During succession, the total biomass of the system stabilizes. This is because at the first stages of succession, when the species composition of communities is still poor and food chains are short, not all net production is consumed by heterotrophs. Therefore, both the total mass of living organisms and the reserves of dead, undecomposed matter are accumulated. In mature, stable ecosystems, the entire annual growth of vegetation is consumed in the food chains by heterotrophs, so the net production of the biocenosis approaches zero.

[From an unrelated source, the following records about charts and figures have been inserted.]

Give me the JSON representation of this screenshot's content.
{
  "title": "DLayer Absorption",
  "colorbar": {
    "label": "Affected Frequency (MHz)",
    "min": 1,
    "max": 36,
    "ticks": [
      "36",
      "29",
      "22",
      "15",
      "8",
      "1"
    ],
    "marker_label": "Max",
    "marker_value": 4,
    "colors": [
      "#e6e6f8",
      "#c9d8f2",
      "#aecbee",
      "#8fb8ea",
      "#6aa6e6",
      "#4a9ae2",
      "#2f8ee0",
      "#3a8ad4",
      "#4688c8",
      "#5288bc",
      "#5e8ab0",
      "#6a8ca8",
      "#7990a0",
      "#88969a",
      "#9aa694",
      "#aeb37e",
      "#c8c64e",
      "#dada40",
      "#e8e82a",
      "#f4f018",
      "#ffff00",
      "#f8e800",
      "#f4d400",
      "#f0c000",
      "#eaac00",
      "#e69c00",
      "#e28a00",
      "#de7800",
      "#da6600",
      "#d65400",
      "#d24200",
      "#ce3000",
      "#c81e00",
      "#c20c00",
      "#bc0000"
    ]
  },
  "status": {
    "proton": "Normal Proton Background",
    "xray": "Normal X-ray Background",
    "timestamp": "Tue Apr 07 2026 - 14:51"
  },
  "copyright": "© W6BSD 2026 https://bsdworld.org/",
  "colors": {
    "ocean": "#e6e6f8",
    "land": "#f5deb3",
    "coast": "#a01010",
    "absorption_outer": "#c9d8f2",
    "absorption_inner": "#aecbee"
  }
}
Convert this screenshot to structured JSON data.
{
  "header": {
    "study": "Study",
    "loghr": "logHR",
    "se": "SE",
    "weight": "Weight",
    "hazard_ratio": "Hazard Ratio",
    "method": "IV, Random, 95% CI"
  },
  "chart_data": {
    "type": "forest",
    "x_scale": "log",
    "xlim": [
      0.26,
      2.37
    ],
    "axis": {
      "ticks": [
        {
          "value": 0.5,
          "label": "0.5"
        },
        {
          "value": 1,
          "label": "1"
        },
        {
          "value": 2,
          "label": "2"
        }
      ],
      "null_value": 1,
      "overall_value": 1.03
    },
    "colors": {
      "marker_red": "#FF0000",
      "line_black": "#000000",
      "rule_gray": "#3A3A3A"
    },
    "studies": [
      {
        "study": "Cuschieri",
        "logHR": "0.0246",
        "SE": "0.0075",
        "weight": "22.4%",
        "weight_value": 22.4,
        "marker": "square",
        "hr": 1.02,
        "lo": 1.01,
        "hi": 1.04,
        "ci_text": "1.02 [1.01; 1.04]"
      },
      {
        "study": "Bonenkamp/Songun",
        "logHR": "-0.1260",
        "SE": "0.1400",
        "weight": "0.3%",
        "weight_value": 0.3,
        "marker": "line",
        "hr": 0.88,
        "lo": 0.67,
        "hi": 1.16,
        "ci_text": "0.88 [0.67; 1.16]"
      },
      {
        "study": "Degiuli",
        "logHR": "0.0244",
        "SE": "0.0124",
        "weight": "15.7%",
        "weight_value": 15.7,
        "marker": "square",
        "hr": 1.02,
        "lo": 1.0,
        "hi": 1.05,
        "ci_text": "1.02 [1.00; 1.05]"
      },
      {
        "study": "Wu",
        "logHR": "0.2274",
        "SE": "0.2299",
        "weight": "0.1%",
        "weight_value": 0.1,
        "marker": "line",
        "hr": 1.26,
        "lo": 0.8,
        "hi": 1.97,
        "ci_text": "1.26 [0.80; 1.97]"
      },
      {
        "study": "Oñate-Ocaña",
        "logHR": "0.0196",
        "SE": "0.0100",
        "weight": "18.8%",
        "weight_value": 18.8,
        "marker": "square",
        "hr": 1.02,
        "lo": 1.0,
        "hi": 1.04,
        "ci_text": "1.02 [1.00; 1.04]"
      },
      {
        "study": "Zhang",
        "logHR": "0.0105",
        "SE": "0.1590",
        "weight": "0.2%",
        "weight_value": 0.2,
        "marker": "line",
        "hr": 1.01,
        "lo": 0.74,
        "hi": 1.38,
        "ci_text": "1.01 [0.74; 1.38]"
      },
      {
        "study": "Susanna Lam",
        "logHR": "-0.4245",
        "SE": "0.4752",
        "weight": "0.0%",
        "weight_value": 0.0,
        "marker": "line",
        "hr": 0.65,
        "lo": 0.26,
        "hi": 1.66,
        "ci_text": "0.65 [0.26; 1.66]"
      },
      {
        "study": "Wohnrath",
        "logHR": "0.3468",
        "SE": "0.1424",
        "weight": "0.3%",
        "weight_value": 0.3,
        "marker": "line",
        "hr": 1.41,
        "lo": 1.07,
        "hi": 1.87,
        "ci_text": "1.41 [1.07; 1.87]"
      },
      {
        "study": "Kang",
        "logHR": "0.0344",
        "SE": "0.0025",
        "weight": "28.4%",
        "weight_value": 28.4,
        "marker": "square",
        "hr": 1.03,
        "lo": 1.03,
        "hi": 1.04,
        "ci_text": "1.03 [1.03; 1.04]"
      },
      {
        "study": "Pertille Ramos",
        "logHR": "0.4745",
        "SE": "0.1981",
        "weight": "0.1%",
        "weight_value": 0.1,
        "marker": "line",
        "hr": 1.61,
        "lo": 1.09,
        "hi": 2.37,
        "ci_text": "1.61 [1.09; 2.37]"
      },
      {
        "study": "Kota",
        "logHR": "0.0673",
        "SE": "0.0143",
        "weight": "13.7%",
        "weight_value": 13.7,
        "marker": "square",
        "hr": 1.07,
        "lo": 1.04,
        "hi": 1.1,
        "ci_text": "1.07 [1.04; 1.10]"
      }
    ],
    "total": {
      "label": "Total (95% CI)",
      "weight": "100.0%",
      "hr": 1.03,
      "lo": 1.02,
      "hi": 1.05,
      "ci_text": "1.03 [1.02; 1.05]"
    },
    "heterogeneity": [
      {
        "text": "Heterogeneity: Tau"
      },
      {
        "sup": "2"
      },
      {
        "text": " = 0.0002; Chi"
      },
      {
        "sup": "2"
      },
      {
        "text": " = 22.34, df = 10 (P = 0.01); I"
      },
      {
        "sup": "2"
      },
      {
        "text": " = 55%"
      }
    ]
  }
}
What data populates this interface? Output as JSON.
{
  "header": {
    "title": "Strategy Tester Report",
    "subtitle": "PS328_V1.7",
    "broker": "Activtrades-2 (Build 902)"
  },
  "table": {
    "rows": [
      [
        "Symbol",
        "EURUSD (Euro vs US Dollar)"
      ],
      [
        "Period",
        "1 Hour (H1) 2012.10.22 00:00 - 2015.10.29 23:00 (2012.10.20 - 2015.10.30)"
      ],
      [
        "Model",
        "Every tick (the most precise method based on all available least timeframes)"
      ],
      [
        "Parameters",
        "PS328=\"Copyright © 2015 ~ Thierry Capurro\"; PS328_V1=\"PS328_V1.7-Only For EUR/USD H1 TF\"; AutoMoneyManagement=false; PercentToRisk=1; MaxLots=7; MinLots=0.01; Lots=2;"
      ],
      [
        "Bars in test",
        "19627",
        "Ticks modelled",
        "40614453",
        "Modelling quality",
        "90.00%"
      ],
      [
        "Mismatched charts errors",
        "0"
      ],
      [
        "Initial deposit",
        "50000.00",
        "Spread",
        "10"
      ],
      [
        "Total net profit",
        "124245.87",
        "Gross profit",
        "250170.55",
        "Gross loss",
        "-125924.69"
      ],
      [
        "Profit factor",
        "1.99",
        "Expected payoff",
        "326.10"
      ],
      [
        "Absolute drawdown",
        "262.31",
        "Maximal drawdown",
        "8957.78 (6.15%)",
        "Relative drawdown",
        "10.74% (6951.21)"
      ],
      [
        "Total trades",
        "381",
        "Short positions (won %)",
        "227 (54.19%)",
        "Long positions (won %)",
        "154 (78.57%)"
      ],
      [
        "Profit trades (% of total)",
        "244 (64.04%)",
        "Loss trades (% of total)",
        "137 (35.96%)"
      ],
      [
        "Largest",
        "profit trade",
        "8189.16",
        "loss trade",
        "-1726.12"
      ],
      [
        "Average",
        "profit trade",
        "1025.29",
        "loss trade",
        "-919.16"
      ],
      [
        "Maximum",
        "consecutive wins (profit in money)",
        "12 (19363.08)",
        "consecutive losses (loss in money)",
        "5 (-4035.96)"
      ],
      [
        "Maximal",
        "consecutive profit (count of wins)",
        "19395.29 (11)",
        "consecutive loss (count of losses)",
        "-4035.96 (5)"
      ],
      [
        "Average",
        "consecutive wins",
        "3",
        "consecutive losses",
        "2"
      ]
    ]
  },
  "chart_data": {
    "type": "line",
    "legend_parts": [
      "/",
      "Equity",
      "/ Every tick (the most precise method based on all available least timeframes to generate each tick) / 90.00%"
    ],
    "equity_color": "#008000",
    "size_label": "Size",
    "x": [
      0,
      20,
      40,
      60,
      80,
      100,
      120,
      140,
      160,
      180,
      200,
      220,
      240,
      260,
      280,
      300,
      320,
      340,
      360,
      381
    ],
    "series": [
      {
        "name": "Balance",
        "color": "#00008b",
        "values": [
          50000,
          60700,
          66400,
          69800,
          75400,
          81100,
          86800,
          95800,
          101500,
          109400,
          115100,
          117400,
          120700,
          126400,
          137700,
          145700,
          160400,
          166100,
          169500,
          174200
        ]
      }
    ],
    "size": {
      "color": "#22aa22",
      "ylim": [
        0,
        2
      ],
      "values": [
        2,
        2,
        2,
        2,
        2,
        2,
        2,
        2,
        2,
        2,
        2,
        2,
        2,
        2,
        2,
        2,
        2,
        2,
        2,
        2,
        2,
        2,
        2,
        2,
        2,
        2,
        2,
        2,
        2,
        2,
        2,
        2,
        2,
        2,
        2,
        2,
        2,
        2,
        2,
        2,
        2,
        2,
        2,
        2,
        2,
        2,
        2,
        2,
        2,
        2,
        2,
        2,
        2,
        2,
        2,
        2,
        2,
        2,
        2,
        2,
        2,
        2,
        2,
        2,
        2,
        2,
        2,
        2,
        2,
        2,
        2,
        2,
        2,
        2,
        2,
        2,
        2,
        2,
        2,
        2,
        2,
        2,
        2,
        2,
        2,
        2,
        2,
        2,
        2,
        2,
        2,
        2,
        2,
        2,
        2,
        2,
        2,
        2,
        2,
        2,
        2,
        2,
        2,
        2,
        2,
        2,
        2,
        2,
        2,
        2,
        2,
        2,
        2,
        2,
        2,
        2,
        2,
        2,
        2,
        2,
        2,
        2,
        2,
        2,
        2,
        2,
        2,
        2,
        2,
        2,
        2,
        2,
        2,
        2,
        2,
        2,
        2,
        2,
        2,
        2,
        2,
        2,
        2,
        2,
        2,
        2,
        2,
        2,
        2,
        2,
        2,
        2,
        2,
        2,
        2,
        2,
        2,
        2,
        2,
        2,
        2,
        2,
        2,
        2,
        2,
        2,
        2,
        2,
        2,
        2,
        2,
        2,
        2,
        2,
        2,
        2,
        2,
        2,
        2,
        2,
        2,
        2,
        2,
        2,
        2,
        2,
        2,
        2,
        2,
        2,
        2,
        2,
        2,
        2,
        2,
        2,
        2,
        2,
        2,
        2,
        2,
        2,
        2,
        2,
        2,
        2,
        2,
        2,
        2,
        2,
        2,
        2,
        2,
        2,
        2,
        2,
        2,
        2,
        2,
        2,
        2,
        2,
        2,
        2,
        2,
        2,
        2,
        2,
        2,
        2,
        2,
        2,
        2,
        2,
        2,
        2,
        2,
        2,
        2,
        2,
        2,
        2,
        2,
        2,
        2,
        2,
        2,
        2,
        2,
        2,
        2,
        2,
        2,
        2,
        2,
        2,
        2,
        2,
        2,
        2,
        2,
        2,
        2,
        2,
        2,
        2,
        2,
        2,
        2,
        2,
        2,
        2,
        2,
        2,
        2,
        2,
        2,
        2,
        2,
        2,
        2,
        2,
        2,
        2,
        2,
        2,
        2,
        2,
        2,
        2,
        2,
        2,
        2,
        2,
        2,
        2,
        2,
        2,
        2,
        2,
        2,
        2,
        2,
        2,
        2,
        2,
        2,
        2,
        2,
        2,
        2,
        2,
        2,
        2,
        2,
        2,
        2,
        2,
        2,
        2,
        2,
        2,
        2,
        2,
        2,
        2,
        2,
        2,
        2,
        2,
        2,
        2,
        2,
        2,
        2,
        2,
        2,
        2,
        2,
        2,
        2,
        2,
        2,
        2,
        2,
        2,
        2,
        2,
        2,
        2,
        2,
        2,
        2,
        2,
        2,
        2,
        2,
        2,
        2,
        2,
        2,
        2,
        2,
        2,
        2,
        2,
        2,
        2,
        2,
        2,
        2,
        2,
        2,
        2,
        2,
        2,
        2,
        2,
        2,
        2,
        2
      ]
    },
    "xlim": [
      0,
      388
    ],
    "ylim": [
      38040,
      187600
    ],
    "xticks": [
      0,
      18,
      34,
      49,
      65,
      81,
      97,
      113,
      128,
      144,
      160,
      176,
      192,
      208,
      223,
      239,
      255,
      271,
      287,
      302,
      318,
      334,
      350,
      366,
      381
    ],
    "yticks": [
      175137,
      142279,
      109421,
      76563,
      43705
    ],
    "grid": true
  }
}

Knowledge of these patterns is great importance in practical activities person. Removing the excess of pure products from biocenoses located on initial stages succession, we delay it, but we do not undermine the foundation of the existence of the community. Intervention in climax ecosystems inevitably causes a violation of the existing balance. As long as the disturbances do not exceed the self-healing capacity of the biocenosis, demutative shifts can return it to its original state. But if the force of influence goes beyond these possibilities, then the community gradually degrades, being replaced by derivatives with a low ability to self-renewal.